Mais alors pourquoi nous invite-t-il à nous tenir prêts ? Il sait bien que la nuit, de manière générale et dans ces nuits, de manière toute particulière, nous ne sommes pas très présentables ! Que signifie donc cet avertissement : tenez-vous prêts ?

Je l’ai dit, nous rêverions que le Seigneur vienne à notre rencontre quand nous sommes présentables, quand nous sommes en prière, pour recevoir un bon-point de bonne tenue spirituelle ! Quoique certaines fois, le bon-point pourrait nous passer sous le nez parce que nous pensons tellement peu au Seigneur que nous sommes pourtant venus prier que nous ne nous apercevrions même pas de sa présence ! Tenez-vous prêts, j’entends cette parole comme une invitation à oser lui ouvrir la porte de notre cœur quand il frappera même et surtout si nous ne sommes pas présentables parce que, je le redis, c’est dans ces moments-là que nous avons le plus besoin de lui. Bien sûr qu’il est là quand nous prions, même si nous ne ressentons rien. Il est particulièrement là dans l’Eucharistie et quand le Saint-Sacrement est exposé, nous pourrions d’ailleurs dire que nous venons nous exposer à sa présence. Oui, il est là, c’est ce que ne cessait de répéter le curé d’Ars que nous avons fêté jeudi. Il est là et, pourtant, nous pouvons rencontrer des difficultés à nous tenir en sa présence, à croire qu’il est aussi réellement présent parmi nous et pour nous qu’il était présent sur les routes de Palestine, il y a 2000 ans. Alors on imagine que c’est encore plus difficile de croire qu’il est là quand nous sommes plongés dans ces nuits de la souffrance, nuits du péché, nuits du doute, nuits de la solitude.
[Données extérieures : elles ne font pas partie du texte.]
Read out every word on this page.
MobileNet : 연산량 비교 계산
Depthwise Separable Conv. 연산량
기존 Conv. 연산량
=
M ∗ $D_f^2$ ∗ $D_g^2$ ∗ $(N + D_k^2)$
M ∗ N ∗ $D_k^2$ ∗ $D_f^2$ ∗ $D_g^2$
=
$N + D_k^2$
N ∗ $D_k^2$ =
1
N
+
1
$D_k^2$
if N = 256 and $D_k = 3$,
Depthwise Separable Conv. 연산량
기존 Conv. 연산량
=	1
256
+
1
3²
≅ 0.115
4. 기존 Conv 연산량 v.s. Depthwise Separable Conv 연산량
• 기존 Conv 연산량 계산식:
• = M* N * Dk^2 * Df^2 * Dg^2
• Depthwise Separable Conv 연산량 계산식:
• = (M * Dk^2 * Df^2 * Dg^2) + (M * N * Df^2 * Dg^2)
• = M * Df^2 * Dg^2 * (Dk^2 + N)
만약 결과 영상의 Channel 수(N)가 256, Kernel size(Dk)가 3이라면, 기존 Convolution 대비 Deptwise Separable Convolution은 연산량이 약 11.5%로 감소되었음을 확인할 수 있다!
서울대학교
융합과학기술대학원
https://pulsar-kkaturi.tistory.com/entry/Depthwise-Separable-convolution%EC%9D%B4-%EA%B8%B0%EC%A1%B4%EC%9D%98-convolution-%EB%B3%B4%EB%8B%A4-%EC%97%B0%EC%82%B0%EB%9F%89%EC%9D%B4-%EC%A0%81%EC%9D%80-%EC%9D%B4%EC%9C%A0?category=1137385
C’est parce qu’il sait que ce n’est pas évident de le croire que Jésus répète si souvent que c’est de nuit qu’il cherchera à nous rencontrer et qu’il nous supplie de nous tenir prêts, c’est-à-dire d’oser l’accueillir alors même que nous serons si peu présentables. 

Il veut que, dans nos nuits, en l’accueillant, nous puissions expérimenter la libération qu’a expérimentée le peuple des hébreux dans la nuit pascale. Tout semblait jouer en leur défaveur : ils étaient esclaves, ils n’avaient donc rien, et esclaves dans un pays doté d’une armée aguerrie, nombreuse et bien occupée. Pour fuir, il semblait ne pas y avoir de solution, la mer et le désert étaient des obstacles infranchissables. Ils pouvaient donc légitimement se demander : Comment le Seigneur va-t-il s’y prendre pour tenir sa promesse ? Plongés dans nos nuits, nous pouvons, nous aussi, douter sérieusement de la possibilité de retrouver la lumière, la paix et la joie. Il faudrait un miracle, mais les miracles ne sont-ils pas réservés à ceux qui les méritent or en ce moment à cause de la nuit que je traverse et de tous les griefs que j’ai à l’encontre de Dieu comment pourrait-il faire un miracle pour moi qui suis si peu présentable en ce moment ? 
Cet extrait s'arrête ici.